Разговор с Баратаевым мог происходить летом – осенью 1826 года. Весь этот год правительство царя Николая I тщательно отслеживало все связи декабристов-бунтовщиков в среде русского столичного и провинциального дворянства, в особенности и прежде всего – в среде масонской. Трудным был этот год для Баратаева, но все же ему удалось выкрутиться из неприятной истории.

Похоже, что Гончаров сгустил краски, изображая атмосферу всеобщего страха в масонской среде. Баратаев теперь уже никого и ничего не боялся. Разговор с Мотовиловым показал, что он тут же начал вербовать новых членов в масонские ложи. Полной безнаказанностью объясняется его неприкрытая злоба к Мотовилову, его страшные проклятия и обещания. Нужно сказать, что он сдержал свое слово. Молодому выпускнику университета не по силам оказалось тягаться со сплоченным в Симбирске тайным обществом, в которое входили, как правило, все видные провинциальные деятели и главные губернские чины. Уверенность князя Баратаева, что Мотовилову за свой отказ вступить в члены масонской ложи ни в чем не будет успеха, вскоре подтвердилась. Уже в 1829 году Баратаев призвал его к себе и объявил:

– Этой должности вам не видать как своих ушей. И не только вы этой должности не получите, но не попадете ни на какую другую государственную должность, ибо и Мусин-Пушкин89, и министр князь Ливен90 – подчиненные мне масоны. Мое приказание – им закон!

Вступление Мотовилова в должность по службе отдалилось благодаря проискам Баратаева и его союзников на долгих 14 лет. Совсем иначе, как видим, складывалась в Симбирске чиновничья карьера Гончарова.

В разговоре с Мотовиловым князь не хвастал: он действительно был весьма могущественен. Его стараниями в 1817 году в Москве была открыта ложа «Александра к тройственному спасению», а в том же году в Симбирске – ложа «Ключ к добродетели». Князь являлся членом привилегированной петербургской ложи «Соединенных друзей», в которую входил и симбирский губернатор А.М. Загряжский, наместным мастером российского отделения этой ложи, входил в Капитул «Феникс» (тайный и высший орган управления масонства в России), был почетным членом многих лож.

Пользуясь большим уважением, он привлек в ложу «Ключ к добродетели» многих представителей симбирского общества. Эта ложа состояла из 39-ти действительных и 21-го почетного члена.

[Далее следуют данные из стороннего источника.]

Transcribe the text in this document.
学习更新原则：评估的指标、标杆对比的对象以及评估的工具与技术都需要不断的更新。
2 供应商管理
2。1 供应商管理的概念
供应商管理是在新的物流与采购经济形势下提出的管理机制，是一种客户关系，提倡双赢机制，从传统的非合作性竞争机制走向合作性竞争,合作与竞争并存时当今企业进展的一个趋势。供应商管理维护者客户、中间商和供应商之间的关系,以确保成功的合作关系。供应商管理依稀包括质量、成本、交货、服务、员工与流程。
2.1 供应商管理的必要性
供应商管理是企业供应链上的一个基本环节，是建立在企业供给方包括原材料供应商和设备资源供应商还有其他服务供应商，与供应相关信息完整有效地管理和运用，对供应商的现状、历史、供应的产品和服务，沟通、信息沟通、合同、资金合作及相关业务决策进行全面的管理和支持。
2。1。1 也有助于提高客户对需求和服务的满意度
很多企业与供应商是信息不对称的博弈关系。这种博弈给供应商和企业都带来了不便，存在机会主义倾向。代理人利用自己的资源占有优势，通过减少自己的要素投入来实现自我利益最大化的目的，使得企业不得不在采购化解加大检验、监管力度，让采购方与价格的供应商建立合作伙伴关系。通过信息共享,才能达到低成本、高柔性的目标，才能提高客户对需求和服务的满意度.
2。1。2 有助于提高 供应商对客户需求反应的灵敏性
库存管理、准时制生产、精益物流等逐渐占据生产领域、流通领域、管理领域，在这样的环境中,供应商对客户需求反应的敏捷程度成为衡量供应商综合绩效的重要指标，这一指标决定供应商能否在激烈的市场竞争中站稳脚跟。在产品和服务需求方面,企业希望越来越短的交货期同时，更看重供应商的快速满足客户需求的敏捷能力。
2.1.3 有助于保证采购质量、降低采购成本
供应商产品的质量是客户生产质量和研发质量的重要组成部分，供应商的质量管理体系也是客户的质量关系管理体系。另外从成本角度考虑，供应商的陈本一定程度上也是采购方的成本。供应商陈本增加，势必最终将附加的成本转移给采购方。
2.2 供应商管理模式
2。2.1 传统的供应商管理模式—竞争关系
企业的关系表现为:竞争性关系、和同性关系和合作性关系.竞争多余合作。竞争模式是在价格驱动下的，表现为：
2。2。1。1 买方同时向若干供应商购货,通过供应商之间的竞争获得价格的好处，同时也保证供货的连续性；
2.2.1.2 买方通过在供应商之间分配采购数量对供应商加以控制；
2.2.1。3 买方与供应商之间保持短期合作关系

Среди «братьев» ложи значились генерал П,Н. Ивашев, крестный отец писателя Ивана Александровича Гончарова Н.Н. Трегубов, Н.А, Трегубов, сенатор и бывший симбирский губернатор Н.П. Дубенской, Г,В, Бестужев, П.П. Бабкин, М.Ф. Филатов, А.А. Столыпин, Н.И. Татаринов, И.С. Кротков, П.П, Тургенев, графы А,В. и Я,В. Толстые, А.П. и П.А. Соковнины, И.С, и С,В, Аржевитиновы, Ф.М. Башмаков, И,И. Завалишин, Н.И, и С.И. Тургеневы и др, В эту ложу, весьма влиятельную, поступали не только из уездов Симбирской губернии, но и из соседних губерний. Так ценили «жаждущие славы мира сего» близость к Баратаеву. Собрания ложи проходили в гроте, устроенном в саду его имения. Члены ложи собирались в гроте и после запрещения масонства специальным манифестом Александра I в 1822 году,

В том же году в Симбирскую губернию – сначала в Сенгилей, а затем в Симбирск – был выслан известный мистик и масон, вице-президент Академии художеств, издатель «Сионского вестника» А.Ф. Лабзин. Сам выбрав место ссылки, он пожелал удалиться в Симбирскую губернию, где проживало много его знакомых и единомышленников. Симбирские масоны с нетерпением ждали приезда известного русского мистика Александра Федоровича Лабзина, которого они почитали как «мученика за идею». Начальник удельной конторы А.А. Крылов помог Лабзину в найме дома госпожи Назарьевой. Умер А.Ф. Лабзин в Симбирске в январе 1825 года и был похоронен на кладбище мужского Покровского монастыря, где хоронили наиболее почетных граждан города.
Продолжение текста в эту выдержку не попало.